24 August 2002
Analysts say wealthy Saudis worried about the potential for terrorism-related lawsuits in the United States are pulling billions of dollars in investments out of the country. A report in the Financial Times of London this week that Saudi investors had already pulled tens of billions of dollars out of American accounts helped drive down the dollar against the Euro.
Wealthy Saudis, including members of the royal family, have hundreds of billions of dollars invested in the United States in everything from equities to real estate. But since the September 11 attacks on the United States in which 15 of the hijackers were from Saudi Arabia, analysts now say Saudis are worried their billions could be frozen, or seized as part of lawsuits stemming from last year's attacks.
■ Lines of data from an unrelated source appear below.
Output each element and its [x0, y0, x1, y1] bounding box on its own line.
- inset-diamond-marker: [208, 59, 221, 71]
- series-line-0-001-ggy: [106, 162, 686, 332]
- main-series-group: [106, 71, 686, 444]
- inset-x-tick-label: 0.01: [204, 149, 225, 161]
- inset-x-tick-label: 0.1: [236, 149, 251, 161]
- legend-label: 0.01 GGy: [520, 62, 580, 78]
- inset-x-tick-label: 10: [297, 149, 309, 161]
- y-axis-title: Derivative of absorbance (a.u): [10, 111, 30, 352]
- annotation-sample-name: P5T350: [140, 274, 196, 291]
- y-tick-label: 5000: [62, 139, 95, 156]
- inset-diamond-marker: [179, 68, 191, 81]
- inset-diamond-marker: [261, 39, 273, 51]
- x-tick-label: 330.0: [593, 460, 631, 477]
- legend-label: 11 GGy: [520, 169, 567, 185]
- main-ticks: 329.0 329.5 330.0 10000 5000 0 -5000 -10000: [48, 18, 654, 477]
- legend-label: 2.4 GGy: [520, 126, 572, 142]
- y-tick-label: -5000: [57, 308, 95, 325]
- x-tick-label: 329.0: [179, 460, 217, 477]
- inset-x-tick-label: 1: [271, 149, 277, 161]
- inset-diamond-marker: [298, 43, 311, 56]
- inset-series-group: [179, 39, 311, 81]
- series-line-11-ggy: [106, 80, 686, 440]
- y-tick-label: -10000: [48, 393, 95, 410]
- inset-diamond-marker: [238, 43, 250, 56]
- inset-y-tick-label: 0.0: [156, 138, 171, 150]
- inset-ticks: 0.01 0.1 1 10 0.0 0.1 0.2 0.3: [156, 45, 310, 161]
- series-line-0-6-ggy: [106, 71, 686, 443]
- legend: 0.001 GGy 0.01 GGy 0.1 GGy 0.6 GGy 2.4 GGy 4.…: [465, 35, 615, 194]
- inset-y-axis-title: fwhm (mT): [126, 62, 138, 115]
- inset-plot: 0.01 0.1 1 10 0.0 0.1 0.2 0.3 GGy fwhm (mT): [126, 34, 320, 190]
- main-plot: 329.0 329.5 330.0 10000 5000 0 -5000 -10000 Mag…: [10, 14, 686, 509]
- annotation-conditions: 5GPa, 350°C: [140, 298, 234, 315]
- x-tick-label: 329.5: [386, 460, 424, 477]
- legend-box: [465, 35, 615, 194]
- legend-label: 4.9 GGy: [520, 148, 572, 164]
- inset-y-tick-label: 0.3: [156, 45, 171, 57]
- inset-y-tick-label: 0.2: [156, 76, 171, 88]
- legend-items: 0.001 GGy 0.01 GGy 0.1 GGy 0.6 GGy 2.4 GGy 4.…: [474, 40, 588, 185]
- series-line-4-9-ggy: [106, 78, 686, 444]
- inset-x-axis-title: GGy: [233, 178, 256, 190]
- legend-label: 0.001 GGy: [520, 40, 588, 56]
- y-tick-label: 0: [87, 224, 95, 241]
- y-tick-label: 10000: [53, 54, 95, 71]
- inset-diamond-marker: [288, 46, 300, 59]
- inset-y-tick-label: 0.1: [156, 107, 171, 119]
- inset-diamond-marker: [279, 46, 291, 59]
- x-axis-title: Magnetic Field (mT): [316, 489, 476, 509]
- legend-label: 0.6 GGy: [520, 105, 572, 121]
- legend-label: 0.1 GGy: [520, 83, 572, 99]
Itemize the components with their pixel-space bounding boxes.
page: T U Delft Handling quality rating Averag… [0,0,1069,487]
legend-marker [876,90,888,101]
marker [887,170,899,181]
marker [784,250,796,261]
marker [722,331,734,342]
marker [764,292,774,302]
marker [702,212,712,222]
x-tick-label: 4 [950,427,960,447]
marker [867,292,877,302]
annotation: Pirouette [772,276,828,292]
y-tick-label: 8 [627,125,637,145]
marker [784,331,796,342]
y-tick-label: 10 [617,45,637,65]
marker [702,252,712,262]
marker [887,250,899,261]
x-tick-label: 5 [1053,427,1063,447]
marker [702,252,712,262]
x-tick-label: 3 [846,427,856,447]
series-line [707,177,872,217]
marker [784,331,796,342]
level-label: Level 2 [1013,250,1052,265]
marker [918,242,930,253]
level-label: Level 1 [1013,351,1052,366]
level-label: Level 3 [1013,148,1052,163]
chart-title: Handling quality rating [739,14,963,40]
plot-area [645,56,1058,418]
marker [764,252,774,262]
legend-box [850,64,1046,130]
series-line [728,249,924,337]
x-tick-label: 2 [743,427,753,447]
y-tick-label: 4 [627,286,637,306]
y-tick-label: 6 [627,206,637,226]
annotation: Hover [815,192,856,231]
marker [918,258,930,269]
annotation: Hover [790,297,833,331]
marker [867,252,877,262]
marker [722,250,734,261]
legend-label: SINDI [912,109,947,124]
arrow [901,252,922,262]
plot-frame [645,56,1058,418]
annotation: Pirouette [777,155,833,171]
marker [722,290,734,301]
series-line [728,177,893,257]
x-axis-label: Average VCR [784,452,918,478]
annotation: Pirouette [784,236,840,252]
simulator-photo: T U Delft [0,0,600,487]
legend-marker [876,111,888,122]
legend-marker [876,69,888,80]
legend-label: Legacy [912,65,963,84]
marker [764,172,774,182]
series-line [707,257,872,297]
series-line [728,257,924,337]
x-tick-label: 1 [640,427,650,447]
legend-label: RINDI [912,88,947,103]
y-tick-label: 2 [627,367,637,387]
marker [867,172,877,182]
Just last week, several members of the Saudi royal family were among those named by relatives of 9/11 victims in a multi-trillion dollar civil lawsuit seeking compensation. And, a new law known as the Patriot Act now gives the U.S. government broad powers to investigate and seize foreign bank accounts to deter possible money laundering.
With the euro now offering an attractive alternative to the dollar, a senior member of the Saudi Arabian Monetary Agency tells the country's Arab News newspaper, wealthy Saudis recently withdrew some 200 billion dollars from American investments.
Khaled al-Maeena is the paper's editor in chief. "I personally know people who [have] average investment in the states of $10-15 million. I think some of these people are selling their property, not that they want to do it, but because they are afraid that if something happens, they [the U.S.] will seize the assets of all Saudis pending finalization of the case. So people are a bit worried. I think they are investing more in Europe and Far Eastern markets," he said.
Former U.S. Assistant Secretary of Defense Frank Gaffney points out that Saudi holdings in the United States have come under scrutiny before.
"There have been Saudi families associated with charitable organizations in the United States that have been placed under investigation or even raided in federal investigations of entities that are suspected of having financial ties to terrorist organizations including those of al-Qaida," Mr. Gaffney said.
Youssef Ibrahim, a former New York Times Middle East correspondent and now at the Council on Foreign Relations, believes Saudis are only doing what any sound investor would.
"The climate between us and Saudi Arabia has been poisoned since September 11. If you are a Saudi investor who has anything from $500,000 to two billion dollars here, you would have to be literally out of your mind not to be concerned," Mr. Ibrahim said.
Big investment houses which handle Saudi accounts are reluctant to comment. Gerald Butt is the Gulf editor at the Middle East Economic Survey in Cyprus.
"There is a mood within Saudi Arabia of disquiet not to say anger at the way they feel they're being portrayed and viewed in the United States. Within the royal family, as in Saudi Arabia as a whole, there is a debate going on. There are those within the family who believe that there should be a radial reassessment of the kingdom's ties the United States," Mr. Butt said.
Helping to fuel this exodus of cash have been a series of news reports critical of the kingdom's cooperation in the war on terrorism. Again, Youssef Ibrahim. "All it takes is for a judge to say, it demands the freezing of Saudi assets. We have frozen assets before. We have frozen Iran's assets," Mr. Ibrahim said.
Earlier this month, an analyst for the Rand Corporation who was briefing U.S. defense officials, said the United States should consider seizing Saudi assets if Riyadh does not end its alleged ties to terrorism. U.S. officials said the briefing reflected only the analyst's opinion and not U.S. policy. But Gerald Butt of the Middle East Economic Survey calls the Rand report just one of many factors prompting Saudi Arabia to re-evaluate its overall economic and political relationship with the United States.
"The leaked Rand Corporation briefing to that Pentagon group the other day certainly increased the feeling of irritation and anger in some Saudi circles. But it's been building up ever since September 11, the involvement of Saudi nationals in the bombings in the United States, the perceived anti-Saudi media campaign in the United States media and generally a feeling that the United States has not been an honest broker in the Middle East, Arab Israeli conflict," Mr. Butt said.
Saudi Prince al-Walid bin Talal a nephew of King Fahd and one of the royal family's largest investors in the United States, denies there has been a massive capital flight out of the country. He's the same prince who offered to give New York City $10 million a month after last September's attacks, money that was rejected by then-Mayor Rudy Giuliani after the prince said the United States should re-examine its policies in the Middle East in light of the terrorist attacks.